We're an ISP and our DHCP serves 1 IP per agent.circuit-id and we have a pretty weird issue occurring. We're at the end of months of troubleshooting and I was just wondering if anyone else had perhaps run into this situation or something similar, and had any tips or clues.
What I'm seeing happening is that sometimes our L3 RG out at the customer prem will lose connectivity. At first we were thinking it was a BRAS core router problem because we've seen similar issues at the core (which also performs DHCP-relay) in the past. This time though, our packet sniffs lead us further down the stream toward the client - we can validate that DISCOVER is hitting the server, OFFER with matching transaction ID is making it past our BRAS out into the core and is being seen by the access shelf.
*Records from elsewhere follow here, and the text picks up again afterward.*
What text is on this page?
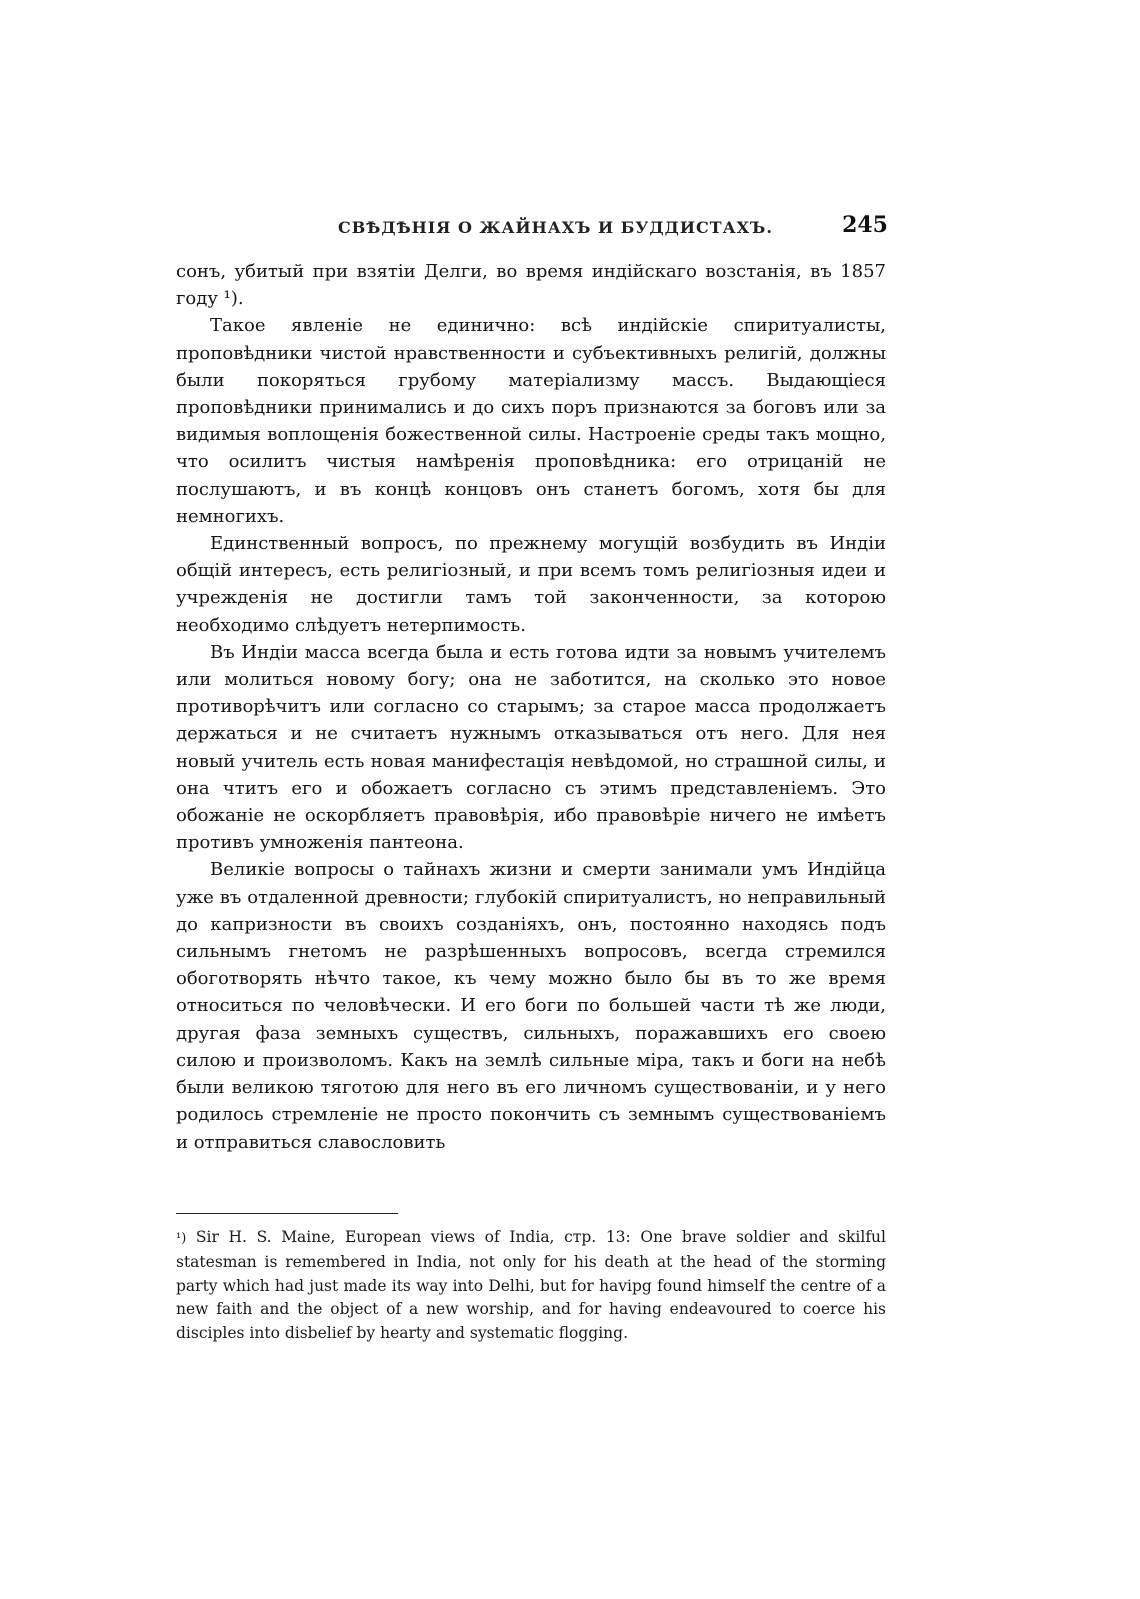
СВѢДѢНІЯ О ЖАЙНАХЪ И БУДДИСТАХЪ.	245

сонъ, убитый при взятіи Делги, во время индійскаго возстанія, въ 1857 году ¹).

Такое явленіе не единично: всѣ индійскіе спиритуалисты, проповѣдники чистой нравственности и субъективныхъ религій, должны были покоряться грубому матеріализму массъ. Выдающіеся проповѣдники принимались и до сихъ поръ признаются за боговъ или за видимыя воплощенія божественной силы. Настроеніе среды такъ мощно, что осилитъ чистыя намѣренія проповѣдника: его отрицаній не послушаютъ, и въ концѣ концовъ онъ станетъ богомъ, хотя бы для немногихъ.

Единственный вопросъ, по прежнему могущій возбудить въ Индіи общій интересъ, есть религіозный, и при всемъ томъ религіозныя идеи и учрежденія не достигли тамъ той законченности, за которою необходимо слѣдуетъ нетерпимость.

Въ Индіи масса всегда была и есть готова идти за новымъ учителемъ или молиться новому богу; она не заботится, на сколько это новое противорѣчитъ или согласно со старымъ; за старое масса продолжаетъ держаться и не считаетъ нужнымъ отказываться отъ него. Для нея новый учитель есть новая манифестація невѣдомой, но страшной силы, и она чтитъ его и обожаетъ согласно съ этимъ представленіемъ. Это обожаніе не оскорбляетъ правовѣрія, ибо правовѣріе ничего не имѣетъ противъ умноженія пантеона.

Великіе вопросы о тайнахъ жизни и смерти занимали умъ Индійца уже въ отдаленной древности; глубокій спиритуалистъ, но неправильный до капризности въ своихъ созданіяхъ, онъ, постоянно находясь подъ сильнымъ гнетомъ не разрѣшенныхъ вопросовъ, всегда стремился обоготворять нѣчто такое, къ чему можно было бы въ то же время относиться по человѣчески. И его боги по большей части тѣ же люди, другая фаза земныхъ существъ, сильныхъ, поражавшихъ его своею силою и произволомъ. Какъ на землѣ сильные міра, такъ и боги на небѣ были великою тяготою для него въ его личномъ существованіи, и у него родилось стремленіе не просто покончить съ земнымъ существованіемъ и отправиться славословить

¹) Sir H. S. Maine, European views of India, стр. 13: One brave soldier and skilful statesman is remembered in India, not only for his death at the head of the storming party which had just made its way into Delhi, but for havipg found himself the centre of a new faith and the object of a new worship, and for having endeavoured to coerce his disciples into disbelief by hearty and systematic flogging.
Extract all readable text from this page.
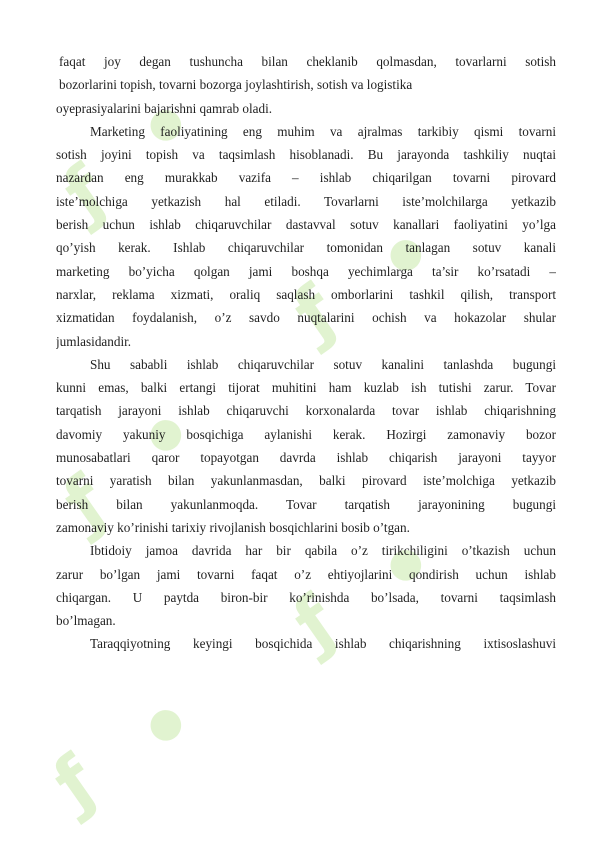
ƒ
●
ƒ
●
ƒ
●
ƒ
●
ƒ
●
faqat joy degan tushuncha bilan cheklanib qolmasdan, tovarlarni sotish
bozorlarini topish, tovarni bozorga joylashtirish, sotish va logistika
oyeprasiyalarini bajarishni qamrab oladi.
Marketing faoliyatining eng muhim va ajralmas tarkibiy qismi tovarni
sotish joyini topish va taqsimlash hisoblanadi. Bu jarayonda tashkiliy nuqtai
nazardan eng murakkab vazifa – ishlab chiqarilgan tovarni pirovard
iste’molchiga yetkazish hal etiladi. Tovarlarni iste’molchilarga yetkazib
berish uchun ishlab chiqaruvchilar dastavval sotuv kanallari faoliyatini yo’lga
qo’yish kerak. Ishlab chiqaruvchilar tomonidan tanlagan sotuv kanali
marketing bo’yicha qolgan jami boshqa yechimlarga ta’sir ko’rsatadi –
narxlar, reklama xizmati, oraliq saqlash omborlarini tashkil qilish, transport
xizmatidan foydalanish, o’z savdo nuqtalarini ochish va hokazolar shular
jumlasidandir.
Shu sababli ishlab chiqaruvchilar sotuv kanalini tanlashda bugungi
kunni emas, balki ertangi tijorat muhitini ham kuzlab ish tutishi zarur. Tovar
tarqatish jarayoni ishlab chiqaruvchi korxonalarda tovar ishlab chiqarishning
davomiy yakuniy bosqichiga aylanishi kerak. Hozirgi zamonaviy bozor
munosabatlari qaror topayotgan davrda ishlab chiqarish jarayoni tayyor
tovarni yaratish bilan yakunlanmasdan, balki pirovard iste’molchiga yetkazib
berish bilan yakunlanmoqda. Tovar tarqatish jarayonining bugungi
zamonaviy ko’rinishi tarixiy rivojlanish bosqichlarini bosib o’tgan.
Ibtidoiy jamoa davrida har bir qabila o’z tirikchiligini o’tkazish uchun
zarur bo’lgan jami tovarni faqat o’z ehtiyojlarini qondirish uchun ishlab
chiqargan. U paytda biron-bir ko’rinishda bo’lsada, tovarni taqsimlash
bo’lmagan.
Taraqqiyotning keyingi bosqichida ishlab chiqarishning ixtisoslashuvi
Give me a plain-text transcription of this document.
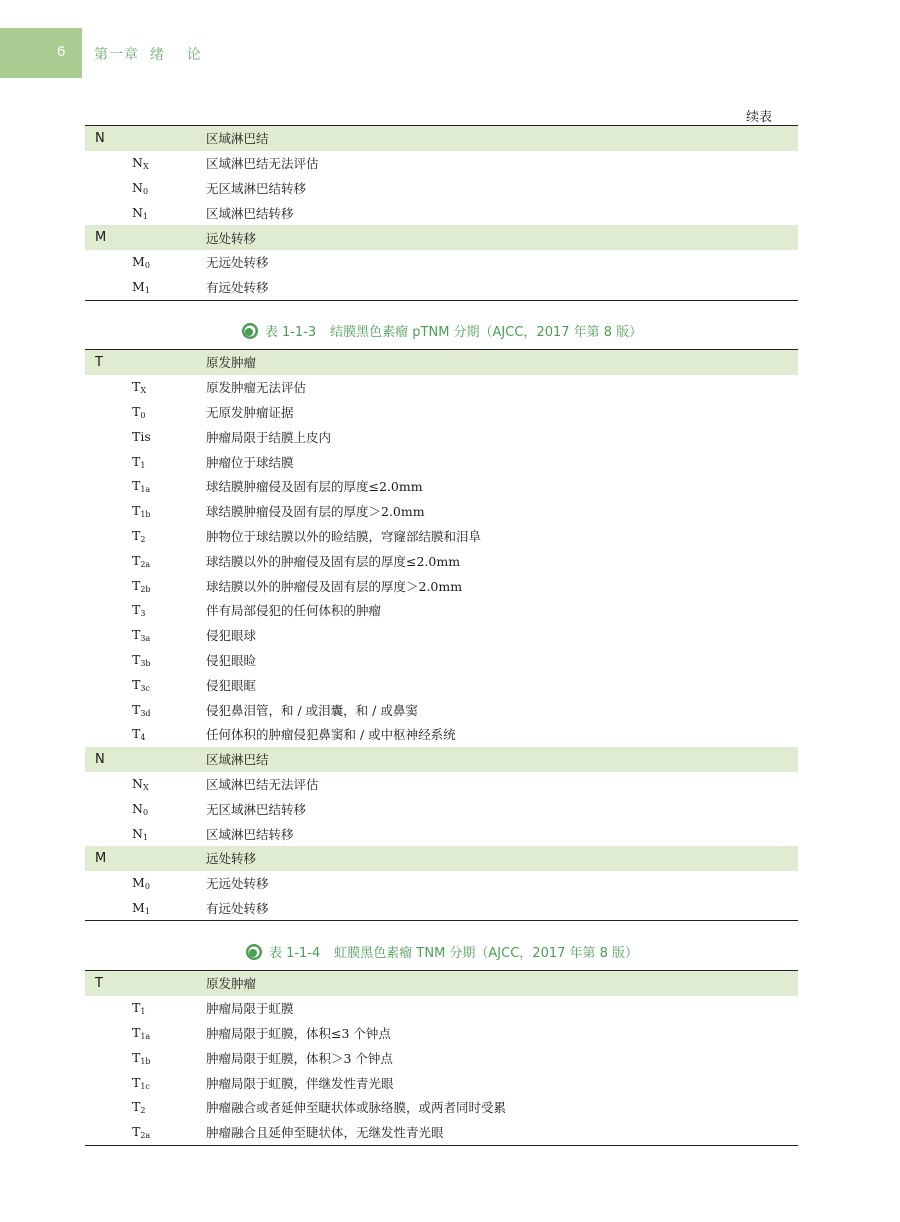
6 第一章  绪    论
续表
N	区域淋巴结
$N_X$	区域淋巴结无法评估
$N_0$	无区域淋巴结转移
$N_1$	区域淋巴结转移
M	远处转移
$M_0$	无远处转移
$M_1$	有远处转移
表 1-1-3 结膜黑色素瘤 pTNM 分期（AJCC，2017 年第 8 版）
T	原发肿瘤
$T_X$	原发肿瘤无法评估
$T_0$	无原发肿瘤证据
Tis	肿瘤局限于结膜上皮内
$T_1$	肿瘤位于球结膜
$T_{1a}$	球结膜肿瘤侵及固有层的厚度≤2.0mm
$T_{1b}$	球结膜肿瘤侵及固有层的厚度＞2.0mm
$T_2$	肿物位于球结膜以外的睑结膜，穹窿部结膜和泪阜
$T_{2a}$	球结膜以外的肿瘤侵及固有层的厚度≤2.0mm
$T_{2b}$	球结膜以外的肿瘤侵及固有层的厚度＞2.0mm
$T_3$	伴有局部侵犯的任何体积的肿瘤
$T_{3a}$	侵犯眼球
$T_{3b}$	侵犯眼睑
$T_{3c}$	侵犯眼眶
$T_{3d}$	侵犯鼻泪管，和 / 或泪囊，和 / 或鼻窦
$T_4$	任何体积的肿瘤侵犯鼻窦和 / 或中枢神经系统
N	区域淋巴结
$N_X$	区域淋巴结无法评估
$N_0$	无区域淋巴结转移
$N_1$	区域淋巴结转移
M	远处转移
$M_0$	无远处转移
$M_1$	有远处转移
表 1-1-4 虹膜黑色素瘤 TNM 分期（AJCC，2017 年第 8 版）
T	原发肿瘤
$T_1$	肿瘤局限于虹膜
$T_{1a}$	肿瘤局限于虹膜，体积≤3 个钟点
$T_{1b}$	肿瘤局限于虹膜，体积＞3 个钟点
$T_{1c}$	肿瘤局限于虹膜，伴继发性青光眼
$T_2$	肿瘤融合或者延伸至睫状体或脉络膜，或两者同时受累
$T_{2a}$	肿瘤融合且延伸至睫状体，无继发性青光眼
What we don't know is whether the access shelf is dropping (or modifying) the OFFER, or if the RG is failing to process the OFFER and move to the REQUEST. Since DORA never completes, we see thousands of D-O exchanges each day for a particular broken customer.

Unfortunately, the access shelf is Ethernet on one side, ATM on the other, providing ADSL service to our customer, so we can't sniff between the shelf and the RG in order to determine who's causing the problem. Additionally, when we convert the RG which is doing both bridging and routing/NAT into two separate boxes, so that we can have an ethernet sniff point between them, it doesn't seem to break anymore.
Finally, a modem reboot will fix the problem - DORA will complete when the RG comes back up just fine. We also encouraged the RG vendor to develop and implement a firmware feature whereby if the modem sees a down/up on it's ATM interface (ADSL retrain), it would re-DHCP, much like an ethernet interface would. A down/up from the access shelf side does indeed also fix the problem.
We've had tickets open for every vendor from the edge to the core and haven't been able to isolate further than what I've explained here. A ticket remains open for the RG vendor, but it doesn't appear very promising now that I've also seen the problem occur on a Belkin router too.
Ideas, anyone?